Declaring success if addicts don’t overdose or contract HIV, but offering far too few treatment beds, seems like too low a bar, especially for a city with a health department budget of $2.3 billion. Allowing the Tenderloin to remain a public injection site where drug dealers have easy access to users is immoral.

But declaring success by shipping addicts who need help to state prison, where drugs are readily available, also seems cruel and shortsighted.


There are other answers out there.

In Portugal, for instance, possession of any type of drug that would last one person 10 days is decriminalized. If someone is caught with that small an amount, he or she must report to a special commission within three days and will be connected to drug treatment. Unlike in San Francisco, treatment slots are always available. If the person refuses treatment, police may get involved.

Drug dealers, meanwhile, face years in prison. As a result of the policy changes in the late 1990s, the use of heroin, cocaine and crack in Portugal has dropped, and dirty needles on sidewalks and open-air drug use are rare.

If there’s any upside to prison, it’s that Jeffrey and his mother have reconnected. She’s visited him regularly in Redwood City and San Quentin. In the mail, there are often long letters from Jeffrey. One was a letter of apology. When the phone rings, it’s often him calling.

“He does care about himself now,” Susan said.

These days, her overwhelming feeling is sadness, for all the years lost to addiction and estrangement. “It’s missing him — vacations we never took, movies we never saw together, holidays we never spent together,” she said.

On one of their last visits to the Redwood City jail, Susan and Steve spoke to Jeffrey through thick glass smeared with the fingerprints of relatives and inmates unable to touch each other.

Mostly they joked and told stories, but then the conversation turned serious.

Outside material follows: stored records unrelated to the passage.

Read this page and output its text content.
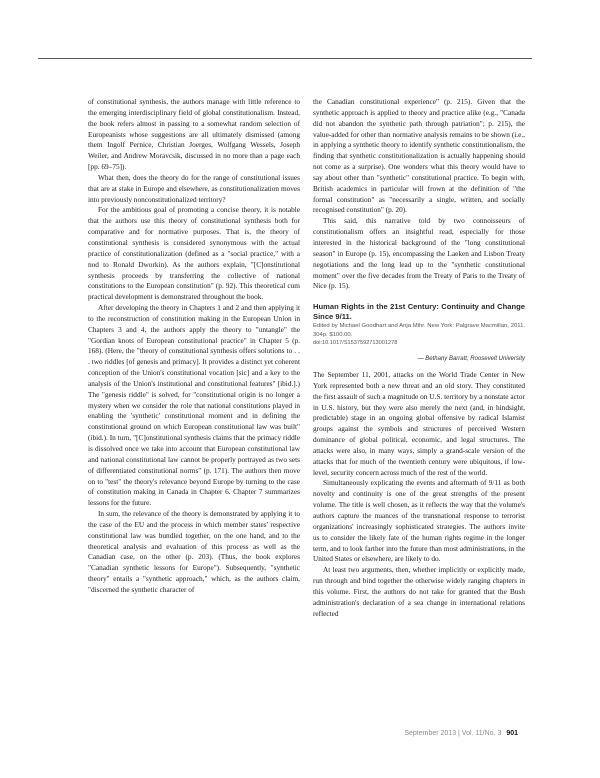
of constitutional synthesis, the authors manage with little reference to the emerging interdisciplinary field of global constitutionalism. Instead, the book refers almost in passing to a somewhat random selection of Europeanists whose suggestions are all ultimately dismissed (among them Ingolf Pernice, Christian Joerges, Wolfgang Wessels, Joseph Weiler, and Andrew Moravcsik, discussed in no more than a page each [pp. 69–75]).

What then, does the theory do for the range of constitutional issues that are at stake in Europe and elsewhere, as constitutionalization moves into previously nonconstitutionalized territory?

For the ambitious goal of promoting a concise theory, it is notable that the authors use this theory of constitutional synthesis both for comparative and for normative purposes. That is, the theory of constitutional synthesis is considered synonymous with the actual practice of constitutionalization (defined as a "social practice," with a nod to Ronald Dworkin). As the authors explain, "[C]onstitutional synthesis proceeds by transferring the collective of national constitutions to the European constitution" (p. 92). This theoretical cum practical development is demonstrated throughout the book.

After developing the theory in Chapters 1 and 2 and then applying it to the reconstruction of constitution making in the European Union in Chapters 3 and 4, the authors apply the theory to "untangle" the "Gordian knots of European constitutional practice" in Chapter 5 (p. 168). (Here, the "theory of constitutional synthesis offers solutions to . . . two riddles [of genesis and primacy]. It provides a distinct yet coherent conception of the Union's constitutional vocation [sic] and a key to the analysis of the Union's institutional and constitutional features" [ibid.].) The "genesis riddle" is solved, for "constitutional origin is no longer a mystery when we consider the role that national constitutions played in enabling the 'synthetic' constitutional moment and in defining the constitutional ground on which European constitutional law was built" (ibid.). In turn, "[C]onstitutional synthesis claims that the primacy riddle is dissolved once we take into account that European constitutional law and national constitutional law cannot be properly portrayed as two sets of differentiated constitutional norms" (p. 171). The authors then move on to "test" the theory's relevance beyond Europe by turning to the case of constitution making in Canada in Chapter 6. Chapter 7 summarizes lessons for the future.

In sum, the relevance of the theory is demonstrated by applying it to the case of the EU and the process in which member states' respective constitutional law was bundled together, on the one hand, and to the theoretical analysis and evaluation of this process as well as the Canadian case, on the other (p. 203). (Thus, the book explores "Canadian synthetic lessons for Europe"). Subsequently, "synthetic theory" entails a "synthetic approach," which, as the authors claim, "discerned the synthetic character of

the Canadian constitutional experience" (p. 215). Given that the synthetic approach is applied to theory and practice alike (e.g., "Canada did not abandon the synthetic path through patriation"; p. 215), the value-added for other than normative analysis remains to be shown (i.e., in applying a synthetic theory to identify synthetic constitutionalism, the finding that synthetic constitutionalization is actually happening should not come as a surprise). One wonders what this theory would have to say about other than "synthetic" constitutional practice. To begin with, British academics in particular will frown at the definition of "the formal constitution" as "necessarily a single, written, and socially recognised constitution" (p. 20).

This said, this narrative told by two connoisseurs of constitutionalism offers an insightful read, especially for those interested in the historical background of the "long constitutional season" in Europe (p. 15), encompassing the Laeken and Lisbon Treaty negotiations and the long lead up to the "synthetic constitutional moment" over the five decades from the Treaty of Paris to the Treaty of Nice (p. 15).

Human Rights in the 21st Century: Continuity and Change Since 9/11.
Edited by Michael Goodhart and Anja Mihr. New York: Palgrave Macmillan, 2011. 304p. $100.00.
doi:10.1017/S1537592713001278
— Bethany Barratt, Roosevelt University

The September 11, 2001, attacks on the World Trade Center in New York represented both a new threat and an old story. They constituted the first assault of such a magnitude on U.S. territory by a nonstate actor in U.S. history, but they were also merely the next (and, in hindsight, predictable) stage in an ongoing global offensive by radical Islamist groups against the symbols and structures of perceived Western dominance of global political, economic, and legal structures. The attacks were also, in many ways, simply a grand-scale version of the attacks that for much of the twentieth century were ubiquitous, if low-level, security concern across much of the rest of the world.

Simultaneously explicating the events and aftermath of 9/11 as both novelty and continuity is one of the great strengths of the present volume. The title is well chosen, as it reflects the way that the volume's authors capture the nuances of the transnational response to terrorist organizations' increasingly sophisticated strategies. The authors invite us to consider the likely fate of the human rights regime in the longer term, and to look farther into the future than most administrations, in the United States or elsewhere, are likely to do.

At least two arguments, then, whether implicitly or explicitly made, run through and bind together the otherwise widely ranging chapters in this volume. First, the authors do not take for granted that the Bush administration's declaration of a sea change in international relations reflected

September 2013 | Vol. 11/No. 3 901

“I look at you, and I just, I get angry. This is your life. Sixteen years of your life,” Susan told Jeffrey. “I just want you where you’re going to be safe and get help.”

On May 13, Jeffrey was back in a Redwood City courtroom. His attorney made a last-gasp plea to Judge Buchwald to suspend the five-year sentence and send Jeffrey to treatment instead.

Susan and Steve were sitting in the front row. They drove their “good car” — the one, Susan joked, that doesn’t have 200,000 miles on it — and brought Jeffrey a change of clothes. Just in case, by some miracle, the judge released him.

Buchwald, who declined to comment for this column, said in the hearing that he could have given him even more time in prison and refused to alter his sentence. So it was back to San Quentin, the first stop for those on their way to prisons around the state. Jeffrey will serve out his sentence at a prison in Susanville (Lassen County), a nearly 10-hour round-trip drive for Susan and Steve.

Susan said she was disgusted. She and Steve drove back to Clayton. A bedroom will be waiting there for Jeffrey, she said, whenever he comes home.